Genetic variation leads to networks of co-regulated transcripts. The implications of these network structures have been discussed extensively, generally with the assumption that such transcriptional networks give rise to corresponding protein networks 
. However, due to limitations in technology, these hypothesized protein networks have not been examined directly, and thus it is not known whether they are driven by underlying transcriptional networks. By measuring protein and transcript levels for 354 genes in a genetically diverse population of yeast segregants, we are now able to address the question “Are protein networks formed primarily on the basis of regulation of their underlying transcripts?” (We use the term “protein networks” to refer to groups of proteins that are co-regulated and not groups of proteins that interact physically or genetically.) Before describing our results, three points are important to consider: First, the magnitude of individual to individual variation in transcript levels for a single gene is generally far less than the magnitude of gene to gene variation in transcript levels within a single individual 
. Second, the demonstration in multiple studies that the correlation between transcript and protein levels for different genes within a single individual is high does not imply that differences in abundance of the same transcripts between different individuals must cause corresponding variation in protein abundance 
. And third, a correlation between transcript and protein networks does not prove a causal relationship between the two.
Protein levels cannot necessarily be inferred from transcript levels because protein levels can be controlled not only by regulating transcripts but also by regulating other steps in protein metabolism, such as translation and protein stability. Thus the degree to which protein levels can be inferred from transcript levels depends on the degree to which the former mode of regulation overwhelms the latter two (). In experimental situations when a gene is placed under a strong promoter like the CMV promoter, a transcript can be elevated 1,000-fold and this generally leads to a striking increase in protein. However, in genetically diverse populations, transcript levels generally do not vary 1,000-fold between individuals; for example, in the population of yeast described in this report, a typical transcript varies just 2.7-fold across 95 individuals. Such modest variation in transcript levels may be buffered such that it causes no variation in protein levels, or regulation of translation and/or protein stability may obscure effects of minor transcriptional variation. Under such circumstances, transcript levels should not be expected to reflect protein levels, and whether such circumstances are the norm or the exception for typical levels of inter-individual variation is not known.
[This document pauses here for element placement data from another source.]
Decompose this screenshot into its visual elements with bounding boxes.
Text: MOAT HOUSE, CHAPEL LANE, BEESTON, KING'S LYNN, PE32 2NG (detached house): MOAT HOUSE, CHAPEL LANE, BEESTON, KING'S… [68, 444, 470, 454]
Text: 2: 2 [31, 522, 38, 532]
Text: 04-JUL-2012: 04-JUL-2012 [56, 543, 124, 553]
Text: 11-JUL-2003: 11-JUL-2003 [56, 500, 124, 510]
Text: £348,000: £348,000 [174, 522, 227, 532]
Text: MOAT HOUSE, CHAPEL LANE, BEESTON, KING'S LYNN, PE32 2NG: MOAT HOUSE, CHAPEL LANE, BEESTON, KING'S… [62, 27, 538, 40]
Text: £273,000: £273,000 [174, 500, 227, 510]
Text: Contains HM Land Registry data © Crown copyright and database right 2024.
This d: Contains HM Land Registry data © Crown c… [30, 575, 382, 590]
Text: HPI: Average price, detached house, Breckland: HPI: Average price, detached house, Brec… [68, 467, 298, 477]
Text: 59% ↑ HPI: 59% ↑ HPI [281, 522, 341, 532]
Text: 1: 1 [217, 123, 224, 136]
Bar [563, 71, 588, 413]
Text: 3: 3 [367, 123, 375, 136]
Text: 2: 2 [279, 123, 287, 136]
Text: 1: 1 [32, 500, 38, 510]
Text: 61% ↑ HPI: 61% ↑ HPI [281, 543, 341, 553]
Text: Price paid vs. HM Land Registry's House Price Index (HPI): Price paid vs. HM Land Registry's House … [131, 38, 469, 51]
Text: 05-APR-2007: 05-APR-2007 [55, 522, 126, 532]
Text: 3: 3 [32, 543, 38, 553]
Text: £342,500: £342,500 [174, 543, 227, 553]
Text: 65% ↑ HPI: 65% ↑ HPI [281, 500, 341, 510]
Three possibilities for regulating protein levels.
Several reports have demonstrated that, when comparing different genes whose transcript levels vary over orders of magnitude, high abundance proteins are associated with high abundance transcripts and vice versa 
. There are two important differences between this issue and the issue we address here: First, the magnitude of variation in transcript levels is vastly different in the two situations. Just as 1,000-fold overexpression of a transcript through experimental manipulation is virtually guaranteed to increase the level of the corresponding protein, transcript levels that differ by orders of magnitude between genes are virtually guaranteed to manifest themselves in differences in the corresponding proteins. For example, a 2007 study by Lu et al. of 346 genes in yeast demonstrated a high correlation (R
0.85) between transcript and protein levels, and thus concluded that “… >70% of yeast gene expression regulation [occurs] through mRNA-directed mechanisms” 
. However, if one calculates correlation coefficients with this same data set using a sliding window within which transcript levels vary on average just 3.5-fold, the average correlation drops from 0.85 to 0.36 with almost half of the bins showing correlation coefficients that could easily have been achieved by chance (Figure S1
, Text S1
). Thus, the striking correlation between transcripts and proteins all but disappears when analysis is limited to a range of transcript variation similar to that occurring between individuals. Second, as we will discuss further below, studies like that of Lu et al. involve protein and transcript measurements from a single individual under a single experimental condition, making it impossible to measure gene-specific correlation coefficients (Figure S2
). The point here is not to call into question the solid conclusions of these past reports, but instead to point out that our work addresses a different issue.
In assessing the importance of transcriptional regulation in determining protein levels, it is important to distinguish correlation from causality. Biological pathways that sense physiological conditions can trigger responses that include changes in transcription, translation, and protein stability, often with the same group of genes targeted by more than one of these regulatory mechanisms 
. For example, the TOR pathway, a highly conserved pathway named for the signaling kinase “Target of Rapamycin,” responds to changes in nutritional conditions by increasing both transcription and translation of a group of target genes 
. Thus transcript and protein levels of these genes will be correlated, but if translation has a much larger effect on protein levels than does transcription, this correlation need not reflect causality. More generally, any time a cellular response pathway has both a transcriptional and a post-transcriptional branch, the target genes are expected to show a correlation between transcript and protein levels, but it is only in those cases where the former regulatory mechanism is the dominant one in affecting protein levels that this correlation reflects a predominantly causal relationship between transcript and protein levels ().